Communiqué du collectif « Plateforme des 28 », dont la LDH est membre
Le 17 janvier 2012, 28 organisations (Associations, Fédérations et Syndicats, Aumôneries) s’indignaient de la construction programmée de 30 000 places de prison, non – sens à la fois humain, économique et juridique.Des membres du collectif « Plateforme des 28 », qui rassemble 28 organisations d’origines très diverses, issues du monde de la justice et de la société civile, ont pris acte du projet de loi relatif à la prévention de la récidive et à l’individualisation des peines.
À ce stade des travaux, nous nous félicitons du renforcement de l’individualisation des peines et de la rupture que constitue ce projet de loi par rapport à la politique pénale du tout carcéral menée par le passé.

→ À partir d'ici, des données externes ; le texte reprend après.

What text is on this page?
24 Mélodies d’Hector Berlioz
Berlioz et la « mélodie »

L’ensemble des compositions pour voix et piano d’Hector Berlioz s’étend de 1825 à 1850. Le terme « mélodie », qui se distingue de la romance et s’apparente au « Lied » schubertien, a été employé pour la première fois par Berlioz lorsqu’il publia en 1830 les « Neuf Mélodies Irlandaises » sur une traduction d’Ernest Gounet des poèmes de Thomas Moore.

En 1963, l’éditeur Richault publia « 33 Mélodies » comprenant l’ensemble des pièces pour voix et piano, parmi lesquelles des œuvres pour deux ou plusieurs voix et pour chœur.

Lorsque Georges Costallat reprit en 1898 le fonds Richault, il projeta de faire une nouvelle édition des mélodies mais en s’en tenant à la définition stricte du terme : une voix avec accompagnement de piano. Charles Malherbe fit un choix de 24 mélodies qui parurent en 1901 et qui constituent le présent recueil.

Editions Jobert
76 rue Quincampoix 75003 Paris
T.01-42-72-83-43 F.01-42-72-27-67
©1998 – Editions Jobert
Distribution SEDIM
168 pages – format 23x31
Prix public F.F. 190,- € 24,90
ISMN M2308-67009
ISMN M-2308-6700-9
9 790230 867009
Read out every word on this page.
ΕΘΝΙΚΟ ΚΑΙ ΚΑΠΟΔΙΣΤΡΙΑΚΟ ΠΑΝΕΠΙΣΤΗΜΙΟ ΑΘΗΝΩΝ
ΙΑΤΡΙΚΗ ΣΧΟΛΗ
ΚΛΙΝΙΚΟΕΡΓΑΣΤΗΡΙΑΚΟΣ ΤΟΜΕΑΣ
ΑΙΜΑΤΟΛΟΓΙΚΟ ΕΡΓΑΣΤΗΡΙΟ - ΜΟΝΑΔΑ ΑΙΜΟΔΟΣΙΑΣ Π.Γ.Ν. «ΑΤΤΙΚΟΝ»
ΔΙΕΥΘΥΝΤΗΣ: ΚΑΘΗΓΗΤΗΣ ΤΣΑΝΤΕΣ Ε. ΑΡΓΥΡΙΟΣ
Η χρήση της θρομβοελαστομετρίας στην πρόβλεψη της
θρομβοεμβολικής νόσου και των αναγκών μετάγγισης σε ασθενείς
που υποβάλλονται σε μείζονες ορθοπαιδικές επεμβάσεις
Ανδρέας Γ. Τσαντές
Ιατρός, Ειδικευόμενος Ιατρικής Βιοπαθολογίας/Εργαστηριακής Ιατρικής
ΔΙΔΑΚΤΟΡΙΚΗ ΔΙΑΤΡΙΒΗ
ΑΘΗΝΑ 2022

La volonté – peut-être encore insuffisamment affirmée – de mener une politique axée sur la prise en compte de la situation du condamné et des éléments nécessaires à son insertion nous semble, en effet, aller dans le sens d’une meilleure prévention de la récidive et d’un renforcement de la protection des intérêts de la société toute entière.
A cet égard, nous reconnaissons certaines avancées :
– La création d’une contrainte pénale qui élargit les possibilités pour la personne condamnée d’effectuer sa peine dans la communauté. Nous ne pouvons que nous réjouir de la mise en place de cette peine qui devrait permettre de sanctionner une personne condamnée sans pour autant l’exposer aux effets désocialisants de l’incarcération.
– La suppression des automatismes conduisant notamment à l’abrogation des peines plancher et à la révocation automatique des sursis qui est, elle aussi, de nature à garantir une justice et une politique pénale plus efficaces et plus soucieuses de la situation du condamné et de ses efforts de réinsertion.
– Les dispositions prises pour éviter les « sorties sèches » et permettre un retour progressif et suivi du condamné dans la société répondent en partie aux attentes de notre collectif qui rappelait dans sa lettre ouverte du 28 juin 2013 au Président de la République, la nécessité de développer les aménagements de peine dont les bénéfices en termes de réinsertion ne sont plus à prouver.
En dépit de ces évolutions positives, au regard des engagements de Monsieur François Hollande pendant la campagne électorale, nous exprimons notre déception face à un texte laissant persister dans notre droit des dispositions qui l’entachent :
– la rétention de sûreté ;
– les Tribunaux Correctionnels pour mineurs.
Nous regrettons par ailleurs les incertitudes qui entourent la nature de la « contrainte pénale », sa position par rapport aux peines alternatives déjà existantes, son contenu et ses modalités de mise en œuvre.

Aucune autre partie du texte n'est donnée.